METHODS:Male specific-pathogen-free C57BL/6J mice (6-8 weeks, 18-20 g) received intraperitoneal lipopolysaccharide (LPS) to establish a classical S-ALI model. Western blotting was used to assess PANoptosome-related proteins and enzymes involved in the itaconic acid metabolic pathway, while real-time reverse transcription polymerase chain reaction and metabolomics quantified itaconic acid levels. Primary peritoneal macrophages (PMs) were pretreated with the itaconate derivative 4-octyl itaconate (4-OI) and then exposed to tumor necrosis factor alpha (TNF-α) plus interferon gamma (IFN-γ) to induce PANoptosis. Cell viability was evaluated by cell counting kit-8 (CCK-8) assay. Western blotting was employed to quantify enzymes of the itaconate-metabolic pathway in PANoptotic macrophages, to evaluate the impact of 4-OI on PANoptosome-associated proteins, and to determine NINJ1 abundance in lung tissues from S-ALI mice and in PANoptotic macrophages. Fluorescent dye FM4-64 was used to visualize 4-OI-mediated changes in PMR, whereas immunofluorescence staining mapped the effect of 4-OI on both the expression level and membrane localization of NINJ1 in PANoptotic macrophages. The effect of 4-OI on lactate dehydrogenase (LDH) release in culture supernatants and peripheal blood serum was assessed using a LDH assay kit, and non-denataring polyacylamide gel electrophoresis was used to assess the expression of NINJ1 in S-ALI mouse lung tissues and the impact of 4-OI on the expression of PANoptosis-associated NINJ1 multimeric reflected protein in macropahges.

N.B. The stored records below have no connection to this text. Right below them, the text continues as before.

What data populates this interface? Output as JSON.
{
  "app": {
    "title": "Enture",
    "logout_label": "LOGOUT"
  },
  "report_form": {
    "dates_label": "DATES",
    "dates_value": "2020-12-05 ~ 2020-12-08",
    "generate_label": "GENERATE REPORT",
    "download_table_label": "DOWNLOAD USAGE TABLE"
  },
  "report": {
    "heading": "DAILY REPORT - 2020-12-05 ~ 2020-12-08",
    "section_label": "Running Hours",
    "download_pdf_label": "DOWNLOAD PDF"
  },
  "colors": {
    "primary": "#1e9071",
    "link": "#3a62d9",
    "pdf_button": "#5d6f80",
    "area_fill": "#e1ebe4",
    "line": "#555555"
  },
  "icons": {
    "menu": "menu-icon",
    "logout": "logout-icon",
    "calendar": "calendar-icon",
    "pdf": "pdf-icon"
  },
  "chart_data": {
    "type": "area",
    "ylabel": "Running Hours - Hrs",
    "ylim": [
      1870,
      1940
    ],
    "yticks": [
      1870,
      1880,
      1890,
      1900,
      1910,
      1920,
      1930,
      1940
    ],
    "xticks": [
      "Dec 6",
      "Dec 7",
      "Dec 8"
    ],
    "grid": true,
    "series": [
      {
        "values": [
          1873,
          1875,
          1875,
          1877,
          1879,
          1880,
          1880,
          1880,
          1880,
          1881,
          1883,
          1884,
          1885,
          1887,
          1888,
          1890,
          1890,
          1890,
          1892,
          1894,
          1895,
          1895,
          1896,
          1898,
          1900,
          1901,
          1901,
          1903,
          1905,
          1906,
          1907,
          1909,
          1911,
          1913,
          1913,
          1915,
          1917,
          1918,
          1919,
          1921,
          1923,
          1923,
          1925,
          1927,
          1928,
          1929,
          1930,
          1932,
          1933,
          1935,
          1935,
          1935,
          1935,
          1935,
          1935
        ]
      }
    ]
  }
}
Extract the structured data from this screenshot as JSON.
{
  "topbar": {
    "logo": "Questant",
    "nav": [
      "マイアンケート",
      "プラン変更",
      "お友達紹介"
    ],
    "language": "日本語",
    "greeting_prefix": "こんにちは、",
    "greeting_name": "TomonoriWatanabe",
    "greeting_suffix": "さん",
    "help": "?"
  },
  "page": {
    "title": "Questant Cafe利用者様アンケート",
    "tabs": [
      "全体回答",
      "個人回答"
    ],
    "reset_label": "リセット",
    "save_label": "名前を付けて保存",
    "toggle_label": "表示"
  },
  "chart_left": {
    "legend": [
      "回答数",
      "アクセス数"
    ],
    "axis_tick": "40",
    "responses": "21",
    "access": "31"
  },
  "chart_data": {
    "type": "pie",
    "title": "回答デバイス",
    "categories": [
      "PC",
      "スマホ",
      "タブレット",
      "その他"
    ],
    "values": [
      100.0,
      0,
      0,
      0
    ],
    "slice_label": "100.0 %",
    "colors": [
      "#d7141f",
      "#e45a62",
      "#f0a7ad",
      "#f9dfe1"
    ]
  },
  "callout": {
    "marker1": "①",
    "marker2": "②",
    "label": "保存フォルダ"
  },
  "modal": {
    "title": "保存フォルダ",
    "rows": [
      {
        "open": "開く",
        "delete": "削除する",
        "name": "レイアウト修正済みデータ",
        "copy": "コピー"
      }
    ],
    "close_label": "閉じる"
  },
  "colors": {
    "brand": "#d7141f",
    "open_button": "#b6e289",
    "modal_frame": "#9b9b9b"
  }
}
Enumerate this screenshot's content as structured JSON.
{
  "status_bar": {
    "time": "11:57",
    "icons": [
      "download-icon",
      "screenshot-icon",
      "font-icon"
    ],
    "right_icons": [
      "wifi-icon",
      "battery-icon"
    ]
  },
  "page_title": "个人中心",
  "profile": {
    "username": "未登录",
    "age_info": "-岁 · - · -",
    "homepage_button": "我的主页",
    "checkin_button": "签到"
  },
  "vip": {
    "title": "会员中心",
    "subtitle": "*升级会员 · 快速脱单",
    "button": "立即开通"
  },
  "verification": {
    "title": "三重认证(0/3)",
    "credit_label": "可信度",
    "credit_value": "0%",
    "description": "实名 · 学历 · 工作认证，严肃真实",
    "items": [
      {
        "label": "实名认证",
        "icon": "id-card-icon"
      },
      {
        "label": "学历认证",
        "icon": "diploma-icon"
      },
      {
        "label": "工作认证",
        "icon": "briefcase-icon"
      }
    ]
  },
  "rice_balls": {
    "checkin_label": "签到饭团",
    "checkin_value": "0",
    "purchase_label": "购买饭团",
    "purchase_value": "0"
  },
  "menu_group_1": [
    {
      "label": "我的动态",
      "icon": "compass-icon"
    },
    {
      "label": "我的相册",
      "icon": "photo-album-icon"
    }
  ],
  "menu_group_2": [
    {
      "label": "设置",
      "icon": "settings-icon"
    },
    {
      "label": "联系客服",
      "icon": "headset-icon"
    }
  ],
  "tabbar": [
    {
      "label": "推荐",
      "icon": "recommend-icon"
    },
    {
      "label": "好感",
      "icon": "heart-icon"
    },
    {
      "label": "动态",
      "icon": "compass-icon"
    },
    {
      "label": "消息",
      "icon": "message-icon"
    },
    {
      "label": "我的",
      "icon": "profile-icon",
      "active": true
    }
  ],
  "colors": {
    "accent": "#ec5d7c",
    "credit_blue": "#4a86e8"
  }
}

RESULTS:In S-ALI mouse lungs, PANoptosome components [NOD-like receptor thermal protein domain associated protein 3 (NLRP3), Gasdermin D (GSDMD), Caspase-1, Z-DNA binding protein (ZBP1), and Caspase-3] and phosphorylated mixed lineage kinase domain-like protein (MLKL) S345 were significantly upregulated (all P<0.05), while metabolomics showed compensatory increases in itaconic acid and its key enzymes [aconitate decarboxylase 1 (ACOD1)/immunoresponsive gene 1 (IRG1)]. In macrophages, 4-OI obviously suppressed PANoptosome protein expression, reduced LDH release, restored plasma membrane integrity, and inhibited NINJ1 expression and oligomerization at the membrane (P<0.05).
CONCLUSIONS:Itaconic acid may alleviate macrophage PANoptosis in S-ALI by inhibiting NINJ1-mediated plasma membrane rupture. Targeting NINJ1 or enhancing itaconate pathways may offer a novel therapeutic strategy for S-ALI.